In turn, this gives the school an individual profile of each child and also a profile of the cohort. It will highlight strengths and areas for development and may be useful in setting/streaming.
If anybody is around, can I ask if the test is just one assessment done on one day?
I have a live stream to dd school and she is doing a baseline test tomorrow.
So far as I know, it's done on one day. I haven't been involved with them since 2010, but I think the on,one test allows the student to progress at their own pace, moving them on if they are finding it easy and more slowly if it's a challenge.
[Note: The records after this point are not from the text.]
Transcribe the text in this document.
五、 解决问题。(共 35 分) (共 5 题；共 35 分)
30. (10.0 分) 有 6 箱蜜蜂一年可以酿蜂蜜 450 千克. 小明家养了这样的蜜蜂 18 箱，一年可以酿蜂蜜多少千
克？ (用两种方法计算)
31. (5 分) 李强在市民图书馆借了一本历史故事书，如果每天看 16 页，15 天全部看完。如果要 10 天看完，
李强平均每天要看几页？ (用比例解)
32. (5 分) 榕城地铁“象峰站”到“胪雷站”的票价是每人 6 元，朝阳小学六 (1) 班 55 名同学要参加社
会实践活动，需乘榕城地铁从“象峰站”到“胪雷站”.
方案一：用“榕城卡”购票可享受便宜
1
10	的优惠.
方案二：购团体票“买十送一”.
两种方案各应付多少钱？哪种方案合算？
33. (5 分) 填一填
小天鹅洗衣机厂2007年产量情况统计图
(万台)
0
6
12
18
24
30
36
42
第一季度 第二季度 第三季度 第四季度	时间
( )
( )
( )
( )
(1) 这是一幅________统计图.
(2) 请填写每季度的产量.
It's the University of Durhsm that is the originator of the test.
I think I was probably one of the first to be involved with it, in the days when it was a paper exercise. The students all did it together in the hall and the papers were sent off for marking. Schools gain a lot of useful info about their cohorts and each individual.
Btw, I don't think it's just indie schools that use MidYis. Mine was a comp!
The computerised test takes about half an hourl
My concern about these tests CATS and MIDYIS is that they test how good children are in a test situation rather than how good they are which is why its a pity they got rid of coursework (although I think that had turned into how good your parents were at a subject...) Also EQ is often a better predictor than IQ of success
I'm quite anxious about this test tbh.
My dd hasn't done a test since y3.
I also did a similar test by an ed psychologist and ended up crying because I couldn't do it, I have learning disabilities
I think I came out as a 7 year old.
My !Q was in the late 60's.
As dd is very talented it will be interesting to see how she does.
I don't mind what the score is as I know whatever she does she will do her best.